Researchers investigated how Pudilan (PDL), a traditional Chinese medicine formula, helps treat acute lung injury (ALI), a life-threatening inflammatory condition affecting the lungs. While PDL has been used clinically to treat inflammatory diseases, scientists didn't fully understand how it worked at the molecular level due to its complex mixture of plant compounds. Using advanced laboratory techniques, researchers discovered that PDL works by directly targeting a specific enzyme called GAPDH in immune cells called macrophages. They identified baicalein, a compound found in Chinese skullcap (a component of PDL), as the main active ingredient responsible for this effect. When baicalein binds to GAPDH, it changes how macrophages produce energy, shifting them away from an inflammatory state that worsens lung damage. The researchers tested this in both cell cultures and mice with lung injury, finding that both PDL and baicalein reduced inflammation and lung damage. This study is particularly relevant to acupuncture patients because it validates the scientific mechanisms behind traditional Chinese herbal medicine, which is often used alongside acupuncture in integrated treatment approaches. Many acupuncturists incorporate Chinese herbal formulas like Pudilan into their treatment plans for respiratory and inflammatory conditions. Understanding how these herbs work at the molecular level helps bridge traditional wisdom with modern medicine, supporting their therapeutic use. If you're considering acupuncture or Chinese herbal medicine for inflammatory conditions, seek a licensed acupuncturist or traditional Chinese medicine practitioner with appropriate credentials and training.

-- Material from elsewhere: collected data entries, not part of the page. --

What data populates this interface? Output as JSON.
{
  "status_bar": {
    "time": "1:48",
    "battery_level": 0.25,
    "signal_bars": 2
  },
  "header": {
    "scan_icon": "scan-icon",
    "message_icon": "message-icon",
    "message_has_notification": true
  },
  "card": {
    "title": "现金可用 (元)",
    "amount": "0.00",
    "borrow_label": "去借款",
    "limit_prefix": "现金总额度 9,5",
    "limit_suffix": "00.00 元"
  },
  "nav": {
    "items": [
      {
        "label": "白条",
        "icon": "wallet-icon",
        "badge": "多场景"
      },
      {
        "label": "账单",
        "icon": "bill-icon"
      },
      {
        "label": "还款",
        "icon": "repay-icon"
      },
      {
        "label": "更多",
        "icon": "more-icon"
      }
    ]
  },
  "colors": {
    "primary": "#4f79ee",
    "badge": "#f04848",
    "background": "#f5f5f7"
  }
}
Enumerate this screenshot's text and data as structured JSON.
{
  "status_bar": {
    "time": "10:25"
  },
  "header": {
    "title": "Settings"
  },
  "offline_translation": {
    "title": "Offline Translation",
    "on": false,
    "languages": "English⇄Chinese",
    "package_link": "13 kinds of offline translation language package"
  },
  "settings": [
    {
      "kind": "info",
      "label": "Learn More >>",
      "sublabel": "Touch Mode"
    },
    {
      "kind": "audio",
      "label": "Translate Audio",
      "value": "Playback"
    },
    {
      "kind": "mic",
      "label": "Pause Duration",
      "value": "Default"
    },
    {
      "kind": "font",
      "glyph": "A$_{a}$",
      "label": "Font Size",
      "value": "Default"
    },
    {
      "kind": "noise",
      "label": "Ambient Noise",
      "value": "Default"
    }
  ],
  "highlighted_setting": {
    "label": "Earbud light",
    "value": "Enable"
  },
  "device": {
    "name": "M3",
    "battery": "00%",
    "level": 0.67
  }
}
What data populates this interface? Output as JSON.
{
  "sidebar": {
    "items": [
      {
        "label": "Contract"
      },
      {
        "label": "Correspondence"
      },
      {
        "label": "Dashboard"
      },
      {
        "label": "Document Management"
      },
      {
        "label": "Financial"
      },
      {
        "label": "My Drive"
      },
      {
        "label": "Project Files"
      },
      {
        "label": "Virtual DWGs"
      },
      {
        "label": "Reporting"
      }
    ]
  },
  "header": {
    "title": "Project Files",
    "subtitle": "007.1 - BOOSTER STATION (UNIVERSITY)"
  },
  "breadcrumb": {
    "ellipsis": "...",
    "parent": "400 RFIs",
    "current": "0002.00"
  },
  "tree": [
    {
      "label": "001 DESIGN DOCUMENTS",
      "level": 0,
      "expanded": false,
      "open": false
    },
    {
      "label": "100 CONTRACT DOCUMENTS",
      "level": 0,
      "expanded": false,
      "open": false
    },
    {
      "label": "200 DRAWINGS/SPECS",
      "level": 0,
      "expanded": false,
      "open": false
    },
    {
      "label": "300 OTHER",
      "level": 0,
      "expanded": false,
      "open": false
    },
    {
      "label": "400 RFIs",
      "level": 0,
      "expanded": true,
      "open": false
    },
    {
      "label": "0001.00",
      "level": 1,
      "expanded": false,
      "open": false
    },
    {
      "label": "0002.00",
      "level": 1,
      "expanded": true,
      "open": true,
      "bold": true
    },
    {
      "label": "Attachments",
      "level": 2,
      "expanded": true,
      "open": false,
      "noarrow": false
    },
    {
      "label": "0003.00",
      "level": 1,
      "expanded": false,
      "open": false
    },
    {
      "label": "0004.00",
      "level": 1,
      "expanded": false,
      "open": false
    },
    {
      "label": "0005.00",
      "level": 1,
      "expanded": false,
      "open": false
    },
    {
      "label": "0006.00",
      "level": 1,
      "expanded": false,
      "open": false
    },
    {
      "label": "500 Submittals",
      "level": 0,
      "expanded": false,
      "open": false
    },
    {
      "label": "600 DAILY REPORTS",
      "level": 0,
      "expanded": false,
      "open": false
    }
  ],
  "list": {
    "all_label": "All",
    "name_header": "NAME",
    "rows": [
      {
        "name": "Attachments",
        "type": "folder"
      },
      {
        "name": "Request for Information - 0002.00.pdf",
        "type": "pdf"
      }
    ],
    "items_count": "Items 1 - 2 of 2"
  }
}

This study employed activity-based protein profiling (ABPP) chemoproteomics to identify direct molecular targets of Pudilan (PDL) formula in treating acute lung injury (ALI). Researchers discovered that PDL and its primary bioactive component baicalein covalently bind to glyceraldehyde-3-phosphate dehydrogenase (GAPDH) at its catalytic cysteine residue (Cys150) in macrophages. This covalent modification inhibited GAPDH enzymatic activity, suppressing glycolytic flux (Warburg effect) and shifting macrophage metabolism toward oxidative phosphorylation. Functionally, this metabolic reprogramming reversed pro-inflammatory M1 macrophage polarization, suppressed NF-κB p65 nuclear translocation, and reduced inflammatory mediator production. In vivo validation using LPS-induced murine ALI models demonstrated that both PDL and baicalein significantly alleviated lung injury with confirmed GAPDH engagement in lung tissues. Clinical relevance: This mechanistic elucidation supports PDL's traditional use for inflammatory respiratory conditions and establishes a metabolism-immunity therapeutic axis, providing scientific rationale for incorporating PDL or baicalein-containing formulas in treating inflammatory lung pathologies.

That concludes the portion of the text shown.